We still own a CD-i and Faces of Evil. I never could beat it just due to how awful the controls were. There were a few other games we had for the CD-i that were legitimately enjoyable. The Wacky World of Miniature Golf and Mystic Midway: Rest in Pieces were both fun games.

Every once in a while when I'm visiting home, we'll break it out for a round of mini golf!

To this day I still do the sound effect of the skeletons that floating up the screen as my go-to "spooky noise". What a fun game. Burn:Cycle was my #1, followed closely by Escape from Cyber City. The CD-i did have some really fun stuff.

Zelda... nope.

In one fell swoop, Nintendo brought to pass both the PlayStation and the Zelda CD-i games. They would never live it down.

Sort of random and not everyone's style of humor but here is someone who used the poorly acted CD-i sound bites to troll people in the Ventrilo App:


I'm surprised that Nintendo has not yet re-released The Legend of Zelda (Zelda 1 from 1986) with updated graphics. It seems as if all the re-releases for the various platforms including Nintendo Switch are just emulators for the NES version.

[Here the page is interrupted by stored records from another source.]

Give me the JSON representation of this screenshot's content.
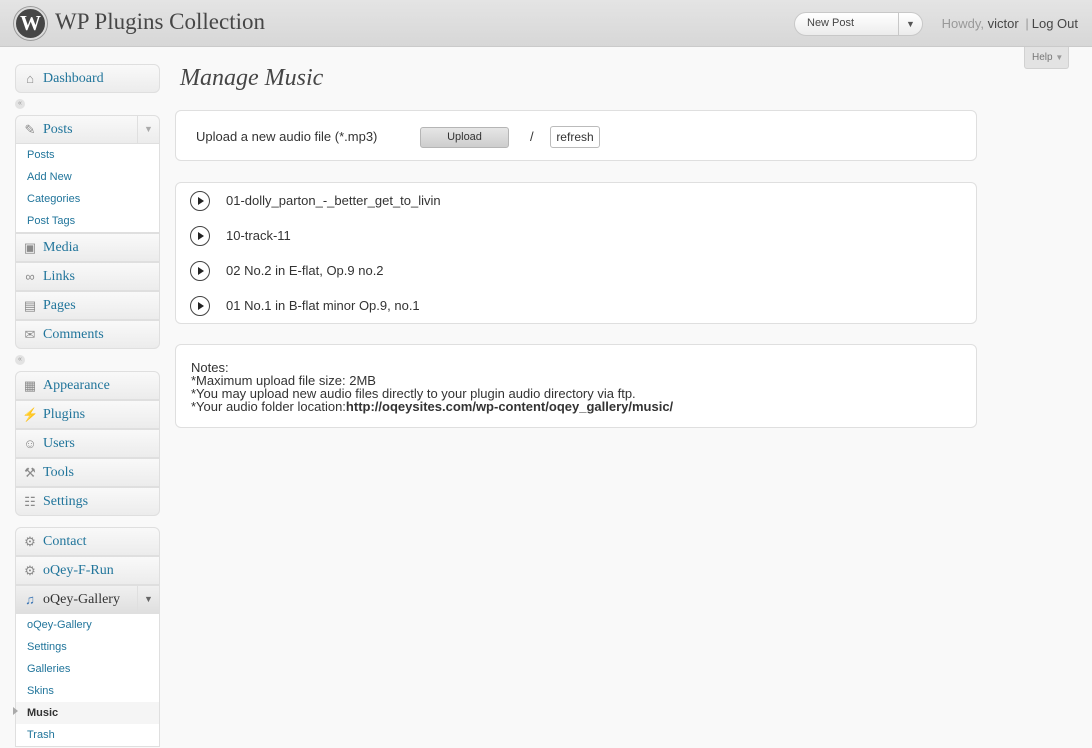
{
  "header": {
    "site_title": "WP Plugins Collection",
    "favorite_action": "New Post",
    "howdy": "Howdy,",
    "username": "victor",
    "separator": "|",
    "logout": "Log Out",
    "help": "Help"
  },
  "menu": {
    "dashboard": "Dashboard",
    "posts": "Posts",
    "posts_sub": [
      "Posts",
      "Add New",
      "Categories",
      "Post Tags"
    ],
    "media": "Media",
    "links": "Links",
    "pages": "Pages",
    "comments": "Comments",
    "appearance": "Appearance",
    "plugins": "Plugins",
    "users": "Users",
    "tools": "Tools",
    "settings": "Settings",
    "contact": "Contact",
    "oqey_frun": "oQey-F-Run",
    "oqey_gallery": "oQey-Gallery",
    "gallery_sub": [
      "oQey-Gallery",
      "Settings",
      "Galleries",
      "Skins",
      "Music",
      "Trash"
    ]
  },
  "page": {
    "title": "Manage Music",
    "upload_label": "Upload a new audio file (*.mp3)",
    "upload_button": "Upload",
    "slash": "/",
    "refresh_button": "refresh",
    "tracks": [
      "01-dolly_parton_-_better_get_to_livin",
      "10-track-11",
      "02 No.2 in E-flat, Op.9 no.2",
      "01 No.1 in B-flat minor Op.9, no.1"
    ],
    "notes": {
      "heading": "Notes:",
      "line1": "*Maximum upload file size: 2MB",
      "line2": "*You may upload new audio files directly to your plugin audio directory via ftp.",
      "line3_prefix": "*Your audio folder location:",
      "line3_path": "http://oqeysites.com/wp-content/oqey_gallery/music/"
    }
  }
}
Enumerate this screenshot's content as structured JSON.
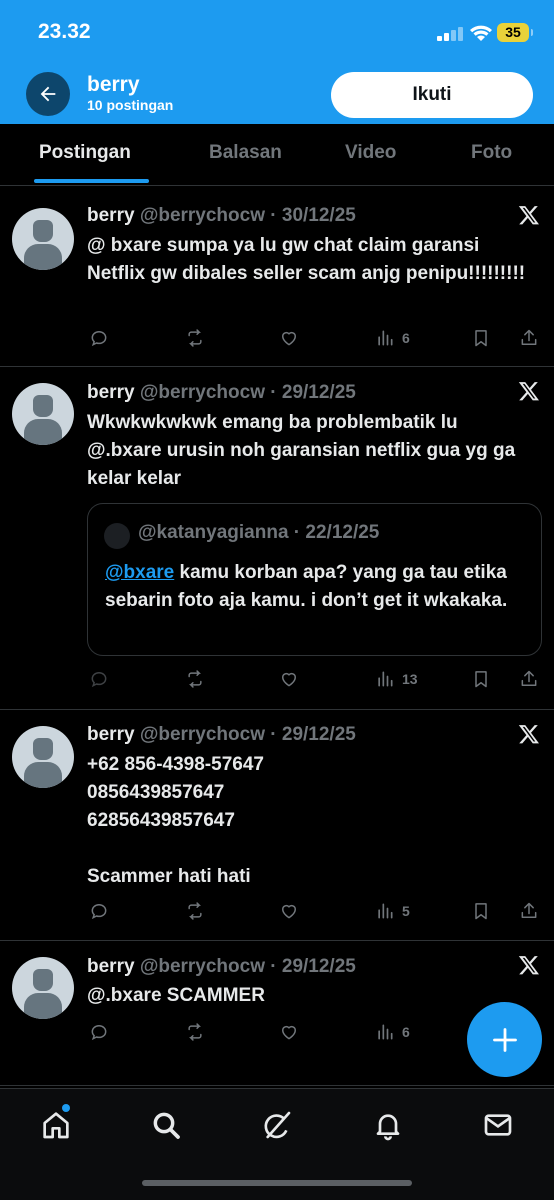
{
  "status_bar": {
    "time": "23.32",
    "battery": "35"
  },
  "header": {
    "name": "berry",
    "post_count": "10 postingan",
    "follow_label": "Ikuti"
  },
  "tabs": [
    {
      "label": "Postingan",
      "active": true
    },
    {
      "label": "Balasan",
      "active": false
    },
    {
      "label": "Video",
      "active": false
    },
    {
      "label": "Foto",
      "active": false
    }
  ],
  "posts": [
    {
      "name": "berry",
      "meta": "@berrychocw · 30/12/25",
      "text": "@ bxare sumpa ya lu gw chat claim garansi Netflix gw dibales seller scam anjg penipu!!!!!!!!!",
      "views": "6"
    },
    {
      "name": "berry",
      "meta": "@berrychocw · 29/12/25",
      "text": "Wkwkwkwkwk emang ba problembatik lu @.bxare urusin noh garansian netflix gua yg ga kelar kelar",
      "quote": {
        "meta": "@katanyagianna · 22/12/25",
        "mention": "@bxare",
        "text": " kamu korban apa? yang ga tau etika sebarin foto aja kamu. i don’t get it wkakaka."
      },
      "views": "13"
    },
    {
      "name": "berry",
      "meta": "@berrychocw · 29/12/25",
      "text": "+62 856-4398-57647\n0856439857647\n62856439857647\n\nScammer hati hati",
      "views": "5"
    },
    {
      "name": "berry",
      "meta": "@berrychocw · 29/12/25",
      "text": "@.bxare SCAMMER",
      "views": "6"
    }
  ],
  "colors": {
    "accent": "#1d9bf0",
    "background": "#000000",
    "muted": "#71767b",
    "battery": "#e9d23a"
  },
  "icons": {
    "nav": [
      "home-icon",
      "search-icon",
      "grok-icon",
      "notifications-icon",
      "messages-icon"
    ],
    "fab": "compose-plus-icon"
  }
}
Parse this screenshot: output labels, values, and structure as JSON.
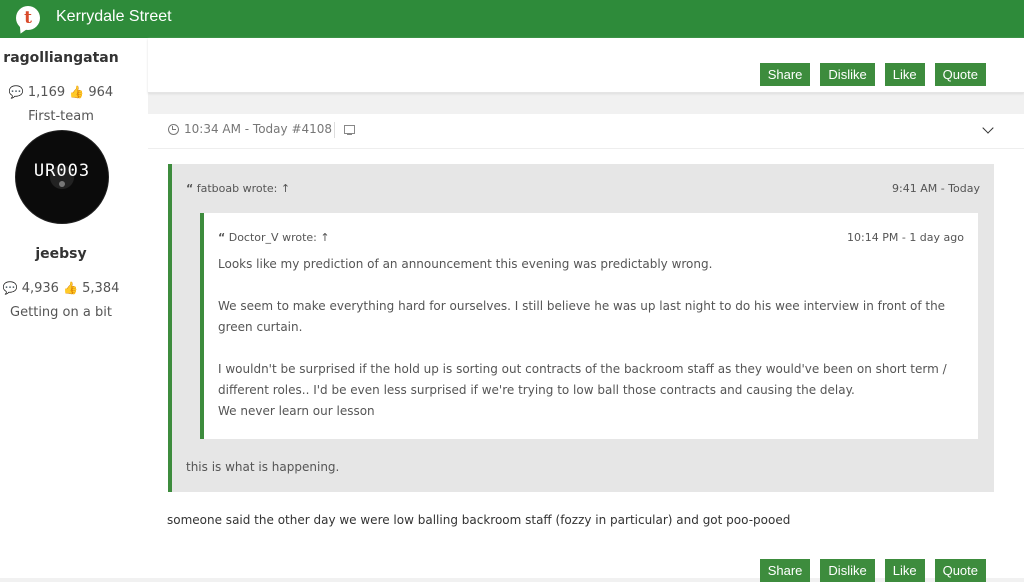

Technically, BS Zelda no Densetsu [1] is a re-release with updated graphics, but I see your point. I believe Zelda 1 & 2 gameplay do not translate well to modern audiences, so it's easier to just re-release them in their original form instead of merely updating textures or going for an all-new remake. Link's Awakening was a much fitter candidate for the latter.

By the way, the Oracle games were originally intended to be a remake of Zelda 1 [2].

[1] https://en.wikipedia.org/wiki/Satellaview_games_from_The_Leg... [2] https://en.wikipedia.org/wiki/The_Legend_of_Zelda:_Oracle_of...

If the Link’s Awakening remake does well, I could see it happening

Which was just released today and is currently being downloaded at my house.

Well they kinda did. They released it on the Satellaview:


Unfortunately, said game never got released anywhere else, meaning the one time we got a 16-bit version of the original Zelda game, it was on a Japan only service that's long been discontinued.

Can it be emulated?

I feel like Zelda 1 & 2 have some dead ends that would be really frustrating. Maybe if it was a true remake, not just a reskin or something.